« LA CRISE NOURRIT LES CRITIQUES CONTRE LES EXCÈS DU LIBÉRALISME »


Une nouvelle fois, Le Monde s’est fait remarquer par sa grande objectivité et sa profonde compréhension des mécanismes économiques. Face à la crise actuelle et à certaines manifestations dont nous parlons notamment dans notre article de conjoncture, le journal de l’intelligentsia titre à la une : « La crise nourrit les critiques contre les excès du libéralisme ». Chacun sait en effet que les banques centrales publiques ne sont pour rien dans la crise des subprimes, qui ne vient que de la recherche effrénée du profit par les banques privées irresponsables…

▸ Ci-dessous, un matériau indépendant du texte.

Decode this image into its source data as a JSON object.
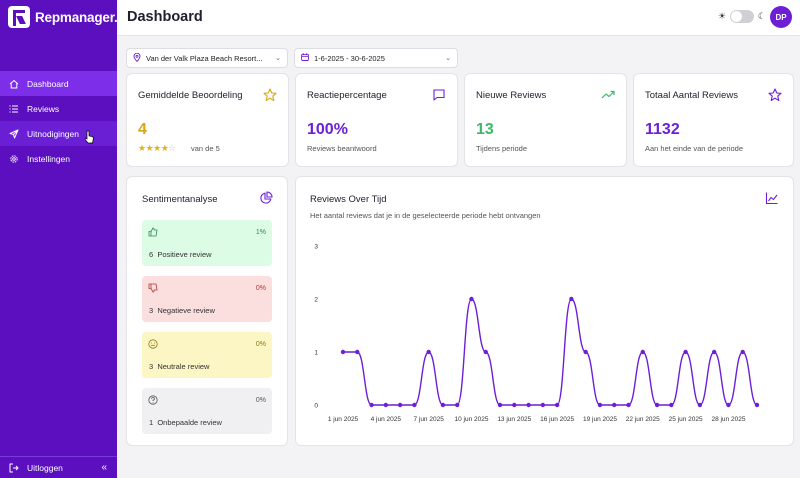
{
  "app": {
    "logo_text": "Repmanager.ai"
  },
  "sidebar": {
    "items": [
      {
        "label": "Dashboard",
        "icon": "home-icon",
        "active": true
      },
      {
        "label": "Reviews",
        "icon": "list-icon"
      },
      {
        "label": "Uitnodigingen",
        "icon": "send-icon"
      },
      {
        "label": "Instellingen",
        "icon": "gear-icon"
      }
    ],
    "logout_label": "Uitloggen",
    "collapse_icon": "chevrons-left-icon"
  },
  "header": {
    "title": "Dashboard",
    "avatar_initials": "DP"
  },
  "filters": {
    "hotel": "Van der Valk Plaza Beach Resort...",
    "date_range": "1-6-2025 - 30-6-2025"
  },
  "colors": {
    "brand": "#5b0fbf",
    "accent": "#6d1fd6",
    "yellow": "#d9a514",
    "green": "#3cb96a",
    "purple": "#6d1fd6"
  },
  "stats": {
    "avg_rating": {
      "title": "Gemiddelde Beoordeling",
      "value": "4",
      "sub": "van de 5",
      "stars": 4
    },
    "response": {
      "title": "Reactiepercentage",
      "value": "100%",
      "sub": "Reviews beantwoord"
    },
    "new_reviews": {
      "title": "Nieuwe Reviews",
      "value": "13",
      "sub": "Tijdens periode"
    },
    "total": {
      "title": "Totaal Aantal Reviews",
      "value": "1132",
      "sub": "Aan het einde van de periode"
    }
  },
  "sentiment": {
    "title": "Sentimentanalyse",
    "positive": {
      "pct": "1%",
      "label": "Positieve review",
      "count": "6"
    },
    "negative": {
      "pct": "0%",
      "label": "Negatieve review",
      "count": "3"
    },
    "neutral": {
      "pct": "0%",
      "label": "Neutrale review",
      "count": "3"
    },
    "undetermined": {
      "pct": "0%",
      "label": "Onbepaalde review",
      "count": "1"
    }
  },
  "chart_card": {
    "title": "Reviews Over Tijd",
    "subtitle": "Het aantal reviews dat je in de geselecteerde periode hebt ontvangen"
  },
  "chart_data": {
    "type": "line",
    "x": [
      "1 jun 2025",
      "2 jun 2025",
      "3 jun 2025",
      "4 jun 2025",
      "5 jun 2025",
      "6 jun 2025",
      "7 jun 2025",
      "8 jun 2025",
      "9 jun 2025",
      "10 jun 2025",
      "11 jun 2025",
      "12 jun 2025",
      "13 jun 2025",
      "14 jun 2025",
      "15 jun 2025",
      "16 jun 2025",
      "17 jun 2025",
      "18 jun 2025",
      "19 jun 2025",
      "20 jun 2025",
      "21 jun 2025",
      "22 jun 2025",
      "23 jun 2025",
      "24 jun 2025",
      "25 jun 2025",
      "26 jun 2025",
      "27 jun 2025",
      "28 jun 2025",
      "29 jun 2025",
      "30 jun 2025"
    ],
    "series": [
      {
        "values": [
          1,
          1,
          0,
          0,
          0,
          0,
          1,
          0,
          0,
          2,
          1,
          0,
          0,
          0,
          0,
          0,
          2,
          1,
          0,
          0,
          0,
          1,
          0,
          0,
          1,
          0,
          1,
          0,
          1,
          0
        ]
      }
    ],
    "x_tick_labels": [
      "1 jun 2025",
      "4 jun 2025",
      "7 jun 2025",
      "10 jun 2025",
      "13 jun 2025",
      "16 jun 2025",
      "19 jun 2025",
      "22 jun 2025",
      "25 jun 2025",
      "28 jun 2025"
    ],
    "y_ticks": [
      "0",
      "1",
      "2",
      "3"
    ],
    "ylim": [
      0,
      3
    ],
    "grid": false
  }
}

« La crise financière mondiale conduit à une soudaine remise en cause des dogmes économiques en Europe ». Là encore, quelle lucidité : tous les pays, y compris le nôtre croule sous le poids de l’ultra-libéralisme ! « Occultés l’inflation, l’équilibre budgétaire et le laissez faire ». Quel culot, alors que la crise actuelle vient du laxisme monétaire qui engendre l’inflation, des déficits budgétaires délirants et du refus idéologique du laissez faire !

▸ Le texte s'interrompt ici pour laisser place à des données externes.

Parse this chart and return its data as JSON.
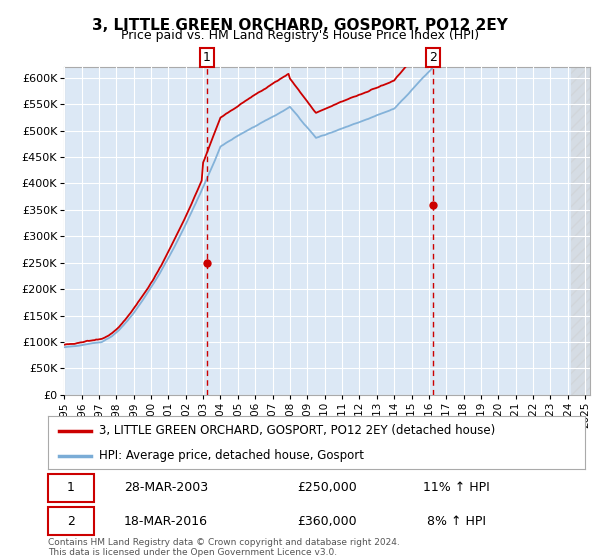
{
  "title": "3, LITTLE GREEN ORCHARD, GOSPORT, PO12 2EY",
  "subtitle": "Price paid vs. HM Land Registry's House Price Index (HPI)",
  "xlim_start": 1995.0,
  "xlim_end": 2025.3,
  "ylim_bottom": 0,
  "ylim_top": 620000,
  "yticks": [
    0,
    50000,
    100000,
    150000,
    200000,
    250000,
    300000,
    350000,
    400000,
    450000,
    500000,
    550000,
    600000
  ],
  "xtick_years": [
    1995,
    1996,
    1997,
    1998,
    1999,
    2000,
    2001,
    2002,
    2003,
    2004,
    2005,
    2006,
    2007,
    2008,
    2009,
    2010,
    2011,
    2012,
    2013,
    2014,
    2015,
    2016,
    2017,
    2018,
    2019,
    2020,
    2021,
    2022,
    2023,
    2024,
    2025
  ],
  "sale1_year": 2003.22,
  "sale1_price": 250000,
  "sale1_label": "1",
  "sale1_date": "28-MAR-2003",
  "sale1_hpi": "11% ↑ HPI",
  "sale2_year": 2016.22,
  "sale2_price": 360000,
  "sale2_label": "2",
  "sale2_date": "18-MAR-2016",
  "sale2_hpi": "8% ↑ HPI",
  "hpi_color": "#7aacd6",
  "price_color": "#cc0000",
  "vline_color": "#cc0000",
  "bg_color": "#dce8f5",
  "grid_color": "#ffffff",
  "hatch_color": "#cccccc",
  "legend_label_price": "3, LITTLE GREEN ORCHARD, GOSPORT, PO12 2EY (detached house)",
  "legend_label_hpi": "HPI: Average price, detached house, Gosport",
  "footer": "Contains HM Land Registry data © Crown copyright and database right 2024.\nThis data is licensed under the Open Government Licence v3.0."
}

Quelle est donc la nouvelle priorité ? « Le sauvetage du système financier, quitte à faire appel à l’Etat ». Là encore, quelle lucidité, alors que l’Etat est le problème, non la solution, et que de toutes façons l’Etat n’a plus un sou à mettre et qu’il est en outre absurde de vouloir sauver ce qui est condamné. Et Le Monde de faire appel aux journaux allemands comme le quotidien des affaires Handelsblatt, qui suggère de « jeter les principes par dessus bord » pour renflouer les banques en faillite avec des fonds publics. Et pourquoi pas les nationaliser tant qu’on y est ?

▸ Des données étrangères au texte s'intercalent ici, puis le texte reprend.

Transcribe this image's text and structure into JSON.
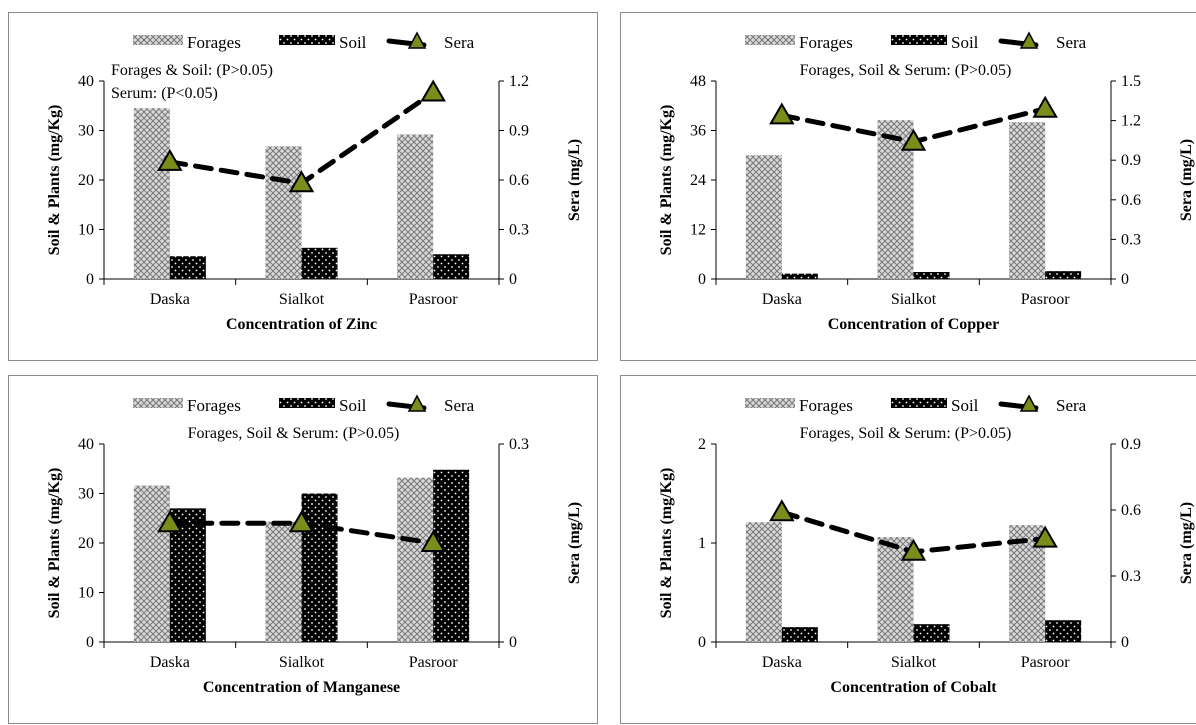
{
  "legend": {
    "forages": "Forages",
    "soil": "Soil",
    "sera": "Sera"
  },
  "colors": {
    "forages_fill": "#d9d9d9",
    "forages_pattern": "#777777",
    "soil_fill": "#000000",
    "soil_dots": "#ffffff",
    "sera_line": "#000000",
    "sera_marker": "#7a8c1a"
  },
  "chart_data": [
    {
      "type": "bar",
      "title": "",
      "xlabel": "Concentration of Zinc",
      "ylabel": "Soil & Plants (mg/Kg)",
      "y2label": "Sera (mg/L)",
      "categories": [
        "Daska",
        "Sialkot",
        "Pasroor"
      ],
      "ylim": [
        0,
        40
      ],
      "yticks": [
        "0",
        "10",
        "20",
        "30",
        "40"
      ],
      "y2lim": [
        0,
        1.2
      ],
      "y2ticks": [
        "0",
        "0.3",
        "0.6",
        "0.9",
        "1.2"
      ],
      "series": [
        {
          "name": "Forages",
          "type": "bar",
          "values": [
            34.5,
            26.8,
            29.2
          ]
        },
        {
          "name": "Soil",
          "type": "bar",
          "values": [
            4.6,
            6.3,
            5.0
          ]
        },
        {
          "name": "Sera",
          "type": "line",
          "axis": "right",
          "values": [
            0.71,
            0.58,
            1.13
          ]
        }
      ],
      "annotations": [
        "Forages & Soil: (P>0.05)",
        "Serum: (P<0.05)"
      ]
    },
    {
      "type": "bar",
      "title": "",
      "xlabel": "Concentration of Copper",
      "ylabel": "Soil & Plants (mg/Kg)",
      "y2label": "Sera (mg/L)",
      "categories": [
        "Daska",
        "Sialkot",
        "Pasroor"
      ],
      "ylim": [
        0,
        48
      ],
      "yticks": [
        "0",
        "12",
        "24",
        "36",
        "48"
      ],
      "y2lim": [
        0,
        1.5
      ],
      "y2ticks": [
        "0",
        "0.3",
        "0.6",
        "0.9",
        "1.2",
        "1.5"
      ],
      "series": [
        {
          "name": "Forages",
          "type": "bar",
          "values": [
            30.0,
            38.5,
            38.0
          ]
        },
        {
          "name": "Soil",
          "type": "bar",
          "values": [
            1.3,
            1.7,
            1.9
          ]
        },
        {
          "name": "Sera",
          "type": "line",
          "axis": "right",
          "values": [
            1.24,
            1.04,
            1.29
          ]
        }
      ],
      "annotations": [
        "Forages, Soil & Serum: (P>0.05)"
      ]
    },
    {
      "type": "bar",
      "title": "",
      "xlabel": "Concentration of Manganese",
      "ylabel": "Soil & Plants (mg/Kg)",
      "y2label": "Sera (mg/L)",
      "categories": [
        "Daska",
        "Sialkot",
        "Pasroor"
      ],
      "ylim": [
        0,
        40
      ],
      "yticks": [
        "0",
        "10",
        "20",
        "30",
        "40"
      ],
      "y2lim": [
        0,
        0.3
      ],
      "y2ticks": [
        "0",
        "0.3"
      ],
      "series": [
        {
          "name": "Forages",
          "type": "bar",
          "values": [
            31.6,
            24.3,
            33.2
          ]
        },
        {
          "name": "Soil",
          "type": "bar",
          "values": [
            27.0,
            30.0,
            34.8
          ]
        },
        {
          "name": "Sera",
          "type": "line",
          "axis": "right",
          "values": [
            0.18,
            0.18,
            0.15
          ]
        }
      ],
      "annotations": [
        "Forages, Soil & Serum: (P>0.05)"
      ]
    },
    {
      "type": "bar",
      "title": "",
      "xlabel": "Concentration of Cobalt",
      "ylabel": "Soil & Plants (mg/Kg)",
      "y2label": "Sera (mg/L)",
      "categories": [
        "Daska",
        "Sialkot",
        "Pasroor"
      ],
      "ylim": [
        0,
        2
      ],
      "yticks": [
        "0",
        "1",
        "2"
      ],
      "y2lim": [
        0,
        0.9
      ],
      "y2ticks": [
        "0",
        "0.3",
        "0.6",
        "0.9"
      ],
      "series": [
        {
          "name": "Forages",
          "type": "bar",
          "values": [
            1.21,
            1.06,
            1.18
          ]
        },
        {
          "name": "Soil",
          "type": "bar",
          "values": [
            0.15,
            0.18,
            0.22
          ]
        },
        {
          "name": "Sera",
          "type": "line",
          "axis": "right",
          "values": [
            0.59,
            0.41,
            0.47
          ]
        }
      ],
      "annotations": [
        "Forages, Soil & Serum: (P>0.05)"
      ]
    }
  ]
}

Mieux encore, Le Monde fait appel à Giulio TREMONTI, proche de BERLUSCONI, économiste libéral jusque là, qui observe finement : « le marché, l’idéologie totalitaire inventée pour gouverner le XX° siècle, a diabolisé l’Etat en mettant le marché souverain en position de dominer tout le reste. Maintenant, on ne peut plus dire que c’était la ligne juste, la seule ligne ». Voilà en effet une grande déclaration libérale : le marché, « idéologie totalitaire ». Pour TREMONTI, la crise actuelle est comparable à celle de 1929. C’est en effet possible, au sens où les deux ont été provoquées par l’interventionnisme étatique ; mais pour TREMONTI, c’est le contraire, c’est une crise du marché.

TREMONTI nous avait habitués à mieux. C’est au point que nous avons cru que Le Monde avait truqué les citations, mais elles sont extraites du dernier livre de TREMONTI « La paura a la speranza » chez Mondadori et il va même plus loin, disant que « la bataille contre la suprématie des marchés doit commencer », parlant d’un monde « à l’envers où le superflu coûte moins que le nécessaire », la dictature du tout marché étant la « version dégénérée du libéralisme »,  et réclamant un nouveau Bretton Woods pour « substituer au désordre global un nouvel ordre global ». Il veut même une « Europe avec des portes, à conditions qu’elles ne soient pas toujours ouvertes et de surcroît seulement vers l’intérieur ».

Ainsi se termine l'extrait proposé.